En France métropolitaine, nous sommes dans une saison où il n'y a pas de moustiques. Donc nous sommes relativement protégés. Mais cela va peut-être changer bientôt, aux mois de mai et juin. Quant au mois d'août, avec les Jeux Olympiques au Brésil cet été, il risque d'y avoir un pic épidémique. Qui dit rassemblements de gens, dit en effet danger potentiel d'être infecté par le Zika et ensuite de dissémination du Zika en dehors du continent américain lorsque les personnes vont rentrer chez elles.

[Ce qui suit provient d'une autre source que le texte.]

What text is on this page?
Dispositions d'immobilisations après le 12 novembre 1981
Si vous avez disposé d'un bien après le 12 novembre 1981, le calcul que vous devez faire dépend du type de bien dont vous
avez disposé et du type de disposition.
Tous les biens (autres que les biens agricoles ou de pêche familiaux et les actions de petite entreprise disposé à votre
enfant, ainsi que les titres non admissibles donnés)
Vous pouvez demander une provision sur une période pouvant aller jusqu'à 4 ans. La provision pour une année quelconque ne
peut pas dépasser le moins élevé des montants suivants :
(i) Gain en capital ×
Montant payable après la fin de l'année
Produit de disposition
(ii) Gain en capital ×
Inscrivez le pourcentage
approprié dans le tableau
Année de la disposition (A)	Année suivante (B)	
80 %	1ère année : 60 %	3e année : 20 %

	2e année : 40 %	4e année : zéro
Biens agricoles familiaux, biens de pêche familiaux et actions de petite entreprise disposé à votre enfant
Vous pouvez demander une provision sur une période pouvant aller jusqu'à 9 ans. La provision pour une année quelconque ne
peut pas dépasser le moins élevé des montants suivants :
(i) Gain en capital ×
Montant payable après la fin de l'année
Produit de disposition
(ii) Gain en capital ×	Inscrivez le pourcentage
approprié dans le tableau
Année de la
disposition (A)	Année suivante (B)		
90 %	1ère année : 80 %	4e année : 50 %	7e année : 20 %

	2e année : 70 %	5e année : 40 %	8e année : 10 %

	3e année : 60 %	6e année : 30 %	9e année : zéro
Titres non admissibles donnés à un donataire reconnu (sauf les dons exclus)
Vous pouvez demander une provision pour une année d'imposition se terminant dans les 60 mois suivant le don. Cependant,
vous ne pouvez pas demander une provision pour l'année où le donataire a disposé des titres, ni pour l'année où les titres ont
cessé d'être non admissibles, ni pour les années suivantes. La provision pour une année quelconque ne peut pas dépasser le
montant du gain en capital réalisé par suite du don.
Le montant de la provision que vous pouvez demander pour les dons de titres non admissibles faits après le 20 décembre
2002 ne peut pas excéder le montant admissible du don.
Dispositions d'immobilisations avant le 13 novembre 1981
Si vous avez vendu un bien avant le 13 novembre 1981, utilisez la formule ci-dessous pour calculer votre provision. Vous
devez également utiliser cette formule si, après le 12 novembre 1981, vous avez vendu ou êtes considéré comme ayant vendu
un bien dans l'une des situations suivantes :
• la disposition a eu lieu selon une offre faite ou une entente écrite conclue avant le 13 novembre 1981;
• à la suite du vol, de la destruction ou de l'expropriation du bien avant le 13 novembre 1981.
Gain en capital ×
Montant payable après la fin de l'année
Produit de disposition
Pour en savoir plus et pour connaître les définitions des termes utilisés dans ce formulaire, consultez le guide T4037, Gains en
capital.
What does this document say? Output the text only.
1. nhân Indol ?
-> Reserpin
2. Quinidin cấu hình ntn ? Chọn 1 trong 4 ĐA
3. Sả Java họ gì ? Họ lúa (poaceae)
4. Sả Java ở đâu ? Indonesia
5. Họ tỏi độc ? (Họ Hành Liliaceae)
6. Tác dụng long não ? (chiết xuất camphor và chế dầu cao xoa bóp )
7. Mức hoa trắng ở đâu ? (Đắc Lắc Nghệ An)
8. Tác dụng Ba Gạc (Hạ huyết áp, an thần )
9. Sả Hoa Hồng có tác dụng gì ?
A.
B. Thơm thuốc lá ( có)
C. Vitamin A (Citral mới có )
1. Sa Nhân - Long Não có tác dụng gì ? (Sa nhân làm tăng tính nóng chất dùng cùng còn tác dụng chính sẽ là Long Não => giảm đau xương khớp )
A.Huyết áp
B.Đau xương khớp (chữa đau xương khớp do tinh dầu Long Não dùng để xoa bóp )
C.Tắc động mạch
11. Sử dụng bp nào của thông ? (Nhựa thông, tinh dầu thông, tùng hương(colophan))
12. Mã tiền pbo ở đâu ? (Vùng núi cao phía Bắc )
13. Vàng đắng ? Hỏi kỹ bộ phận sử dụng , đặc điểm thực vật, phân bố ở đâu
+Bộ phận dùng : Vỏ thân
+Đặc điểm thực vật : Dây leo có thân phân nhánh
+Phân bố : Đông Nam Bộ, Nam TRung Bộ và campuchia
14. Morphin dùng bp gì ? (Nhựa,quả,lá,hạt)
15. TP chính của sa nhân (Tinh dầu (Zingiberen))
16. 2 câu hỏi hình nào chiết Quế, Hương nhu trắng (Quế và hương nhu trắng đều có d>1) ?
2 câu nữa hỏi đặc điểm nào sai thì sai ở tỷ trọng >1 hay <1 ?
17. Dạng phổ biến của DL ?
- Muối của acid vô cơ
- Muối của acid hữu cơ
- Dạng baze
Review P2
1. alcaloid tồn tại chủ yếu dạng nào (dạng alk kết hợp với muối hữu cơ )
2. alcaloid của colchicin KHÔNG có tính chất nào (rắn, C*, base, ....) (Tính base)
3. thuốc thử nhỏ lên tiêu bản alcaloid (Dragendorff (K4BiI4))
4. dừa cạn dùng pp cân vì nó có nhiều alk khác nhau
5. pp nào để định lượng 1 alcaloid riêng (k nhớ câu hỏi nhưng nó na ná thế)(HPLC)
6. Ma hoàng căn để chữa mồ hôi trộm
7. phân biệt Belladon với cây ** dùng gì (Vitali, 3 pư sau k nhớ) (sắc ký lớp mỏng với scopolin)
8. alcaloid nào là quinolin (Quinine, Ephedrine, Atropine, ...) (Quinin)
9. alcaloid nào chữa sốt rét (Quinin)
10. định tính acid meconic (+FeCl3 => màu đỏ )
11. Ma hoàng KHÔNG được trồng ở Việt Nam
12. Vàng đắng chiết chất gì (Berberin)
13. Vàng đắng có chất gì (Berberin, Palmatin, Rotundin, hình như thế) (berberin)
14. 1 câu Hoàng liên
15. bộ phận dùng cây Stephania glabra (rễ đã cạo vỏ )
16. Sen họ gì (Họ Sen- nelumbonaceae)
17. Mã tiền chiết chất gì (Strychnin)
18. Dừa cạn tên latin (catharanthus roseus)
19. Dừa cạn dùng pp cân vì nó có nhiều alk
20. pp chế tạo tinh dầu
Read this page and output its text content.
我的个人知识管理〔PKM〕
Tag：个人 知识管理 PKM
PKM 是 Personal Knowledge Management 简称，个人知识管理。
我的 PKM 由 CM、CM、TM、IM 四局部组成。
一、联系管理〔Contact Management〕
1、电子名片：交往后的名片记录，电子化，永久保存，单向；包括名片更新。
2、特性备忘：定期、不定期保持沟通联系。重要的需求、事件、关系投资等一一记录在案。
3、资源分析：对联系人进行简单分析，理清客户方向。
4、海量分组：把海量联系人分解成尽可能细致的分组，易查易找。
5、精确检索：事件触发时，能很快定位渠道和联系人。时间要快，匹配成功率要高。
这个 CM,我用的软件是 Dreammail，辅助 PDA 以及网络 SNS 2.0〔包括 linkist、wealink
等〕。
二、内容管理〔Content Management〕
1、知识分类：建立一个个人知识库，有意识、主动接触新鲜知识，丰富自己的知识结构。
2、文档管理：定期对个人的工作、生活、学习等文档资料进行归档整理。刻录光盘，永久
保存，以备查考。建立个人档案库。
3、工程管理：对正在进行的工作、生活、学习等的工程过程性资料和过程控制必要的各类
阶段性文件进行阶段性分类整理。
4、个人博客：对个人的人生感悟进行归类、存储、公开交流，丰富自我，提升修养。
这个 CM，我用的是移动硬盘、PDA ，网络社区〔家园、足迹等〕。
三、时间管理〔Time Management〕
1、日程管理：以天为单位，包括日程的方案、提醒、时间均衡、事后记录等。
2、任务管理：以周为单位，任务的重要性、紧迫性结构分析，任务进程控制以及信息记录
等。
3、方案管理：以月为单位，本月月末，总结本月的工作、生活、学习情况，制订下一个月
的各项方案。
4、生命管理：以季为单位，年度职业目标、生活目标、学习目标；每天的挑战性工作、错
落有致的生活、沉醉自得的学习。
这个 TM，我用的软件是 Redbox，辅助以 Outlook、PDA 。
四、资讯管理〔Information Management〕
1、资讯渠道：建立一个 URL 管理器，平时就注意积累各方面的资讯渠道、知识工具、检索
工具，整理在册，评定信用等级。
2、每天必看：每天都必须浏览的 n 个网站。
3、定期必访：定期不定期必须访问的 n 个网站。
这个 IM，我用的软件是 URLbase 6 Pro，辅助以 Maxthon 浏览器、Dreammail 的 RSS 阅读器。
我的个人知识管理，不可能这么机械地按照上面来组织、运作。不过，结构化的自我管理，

Si on prend le scénario de quelqu'un qui a contacté le Zika en Amérique du Sud et qui revient dans le sud de la France au mois d'août dans un endroit où le moustique prolifère bien, il suffit qu'un moustique prélève du sang sur cette personne pour que la contamination du moustique se fasse. Celui-ci pourra alors contaminer quelqu'un qui n'a pas quitté le territoire métropolitain. Cette personne sera alors un cas autochtone, c'est-à-dire quelqu'un qui a contracté le virus sans quitter le territoire français.

Au final, pensez-vous que le Zika va pouvoir être contenu ? Va-t-on réussir à éradiquer le virus ?

Non, je ne pense pas parce que nous n'avons ni traitement ni vaccin et que le moustique est difficile à contenir. Et là, ça va tellement vite que nous n'aurons pas trop le temps de mettre en place les stratégies pour pouvoir l'éradiquer.

Il revient donc à chacun de faire attention via les méthodes classiques : répulsifs, moustiquaires aux fenêtres, nettoyage du jardin au maximum et tout autour.